Geoff Cunfer, assistant professor of environmental
history and studies, presented a paper entitled "Crops, Dust,
and Water in the Great Plains, 1900-1940" at the annual meeting
of the American
Society for Environmental History. The meeting was held in
Durham, North Carolina, the last week of March. Joseph Amato was
also in attendance at the meeting.
What natural and human factors contributed to the
dust storms of the 1930s? Using Geographic Information Systems
(GIS), this study digitizes four New Deal maps of the dust storm
regions and overlays them on maps displaying county data about
soil, land use, and climate.
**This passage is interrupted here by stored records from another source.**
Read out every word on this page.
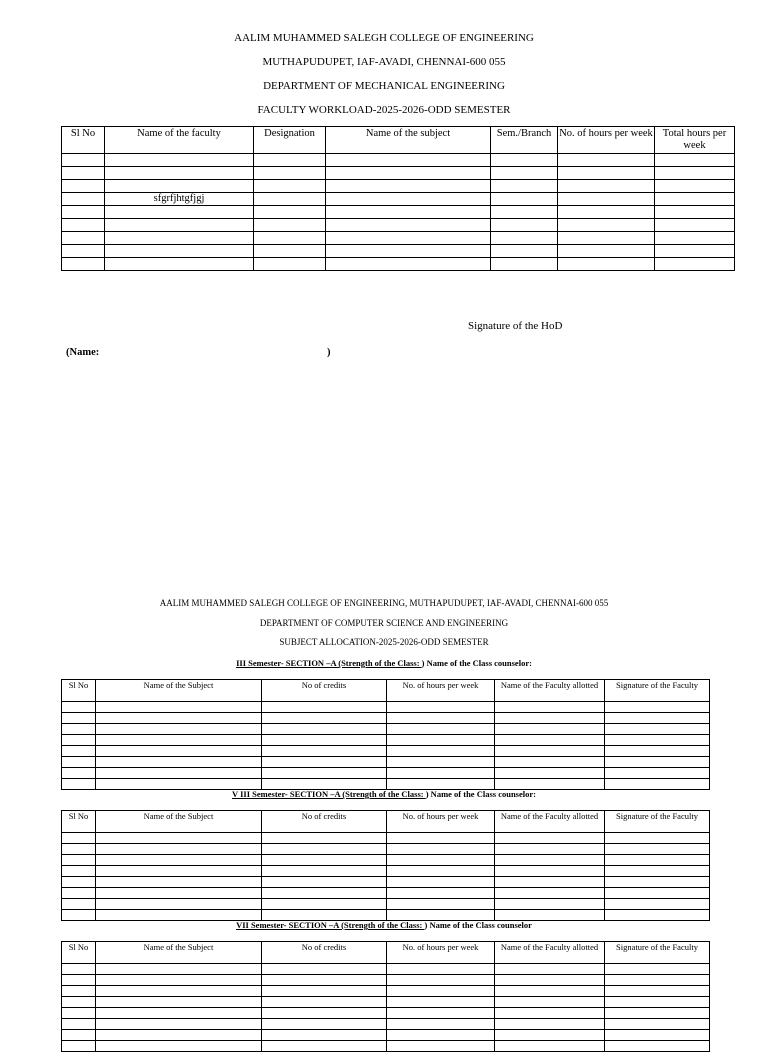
AALIM MUHAMMED SALEGH COLLEGE OF ENGINEERING
MUTHAPUDUPET, IAF-AVADI, CHENNAI-600 055
DEPARTMENT OF MECHANICAL ENGINEERING
FACULTY WORKLOAD-2025-2026-ODD SEMESTER
Sl No	Name of the faculty	Designation	Name of the subject	Sem./Branch	No. of hours per week	Total hours per week

	sfgrfjhtgfjgj					

Signature of the HoD
(Name:	)
AALIM MUHAMMED SALEGH COLLEGE OF ENGINEERING, MUTHAPUDUPET, IAF-AVADI, CHENNAI-600 055
DEPARTMENT OF COMPUTER SCIENCE AND ENGINEERING
SUBJECT ALLOCATION-2025-2026-ODD SEMESTER
III Semester- SECTION –A (Strength of the Class: ) Name of the Class counselor:
Sl No	Name of the Subject	No of credits	No. of hours per week	Name of the Faculty allotted	Signature of the Faculty

V III Semester- SECTION –A (Strength of the Class: ) Name of the Class counselor:
Sl No	Name of the Subject	No of credits	No. of hours per week	Name of the Faculty allotted	Signature of the Faculty

VII Semester- SECTION –A (Strength of the Class: ) Name of the Class counselor
Sl No	Name of the Subject	No of credits	No. of hours per week	Name of the Faculty allotted	Signature of the Faculty
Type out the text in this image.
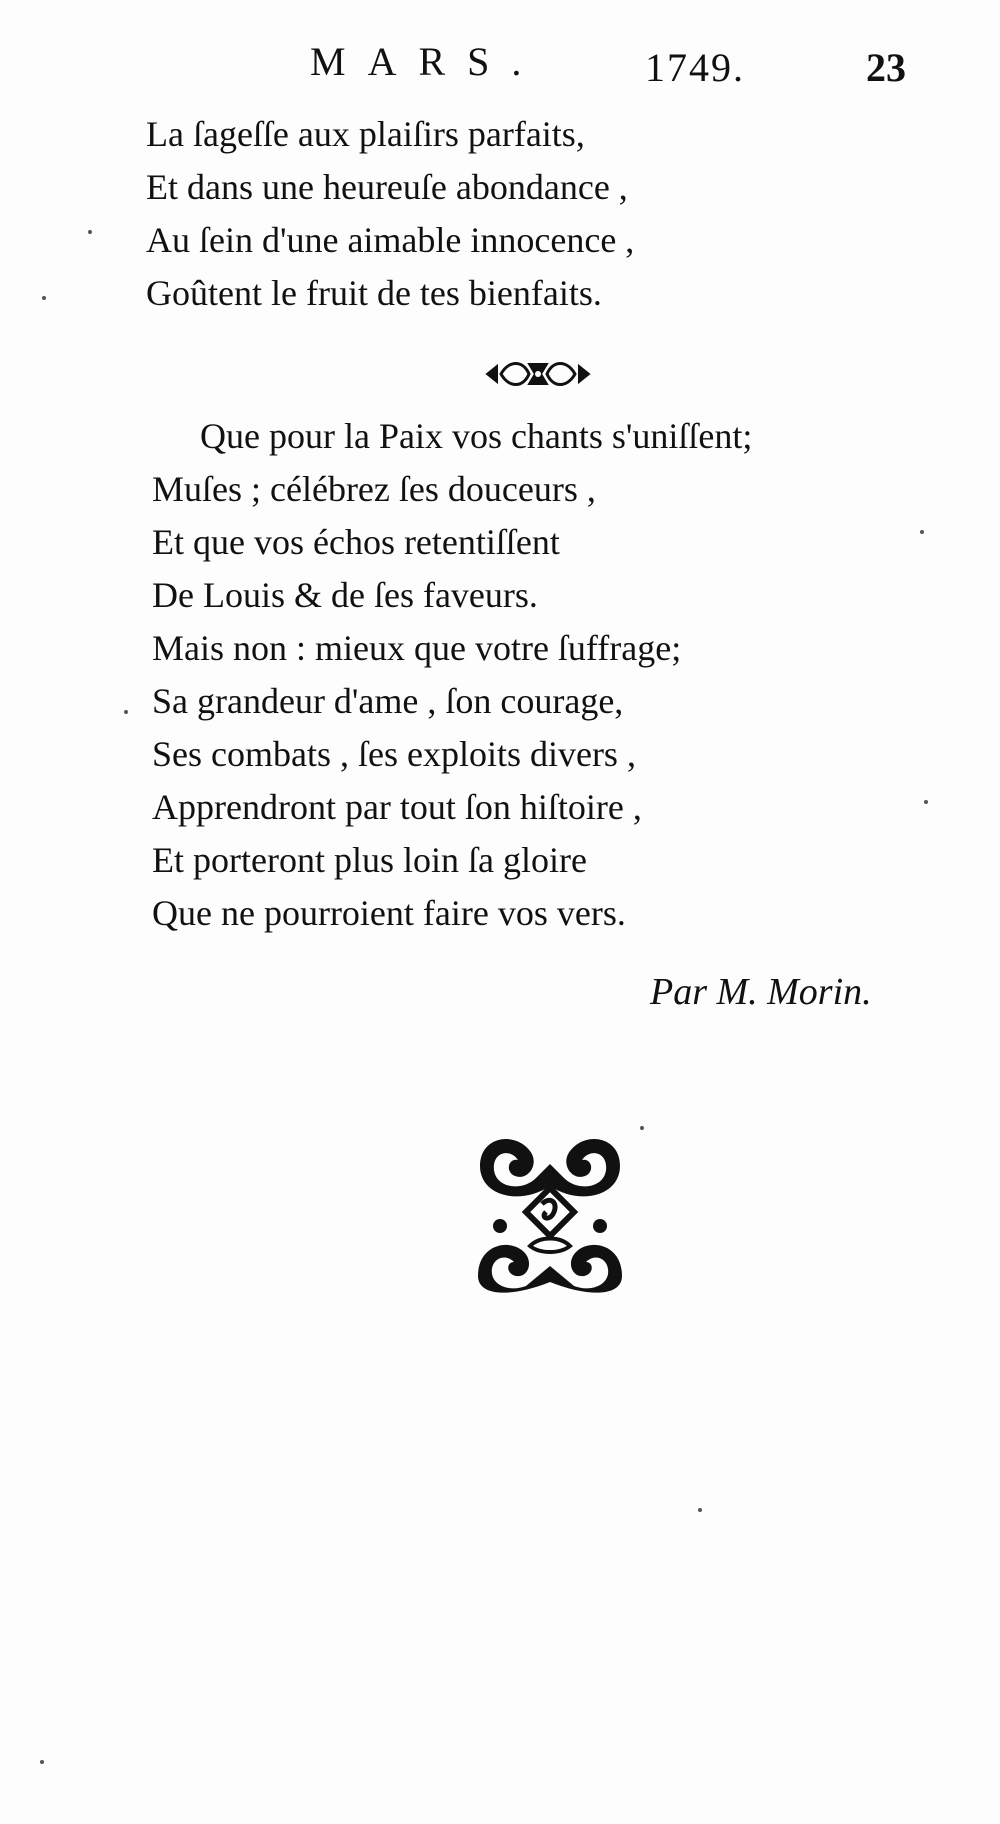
MARS.	1749.	23
La ſageſſe aux plaiſirs parfaits,
Et dans une heureuſe abondance ,
Au ſein d'une aimable innocence ,
Goûtent le fruit de tes bienfaits.
Que pour la Paix vos chants s'uniſſent;
Muſes ; célébrez ſes douceurs ,
Et que vos échos retentiſſent
De Louis & de ſes faveurs.
Mais non : mieux que votre ſuffrage;
Sa grandeur d'ame , ſon courage,
Ses combats , ſes exploits divers ,
Apprendront par tout ſon hiſtoire ,
Et porteront plus loin ſa gloire
Que ne pourroient faire vos vers.
Par M. Morin.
Included are data for approximately
280 southern and central Great Plains counties in the years leading
up to and including the Dust Bowl. Data selection was guided by
the Wind Erosion Equation (WEQ), a soil science formula which
incorporates five environmental factors: soil erodibility, climate,
vegetative cover, soil-ridge-roughness, and length of field. This
view offers suggestive, not conclusive, correlations between dust
storm regions and possible causes. Results show a prominent role
for climate in causing the Dust Bowl. This contradicts a common
theory that the misuse of land by over-plowing played the greatest
role in causing the Dust Bowl. The study suggests that dust storms
may be normal forms of ecological disturbance on the southern
plains whenever the region experiences extended periods of low
precipitation and high temperatures.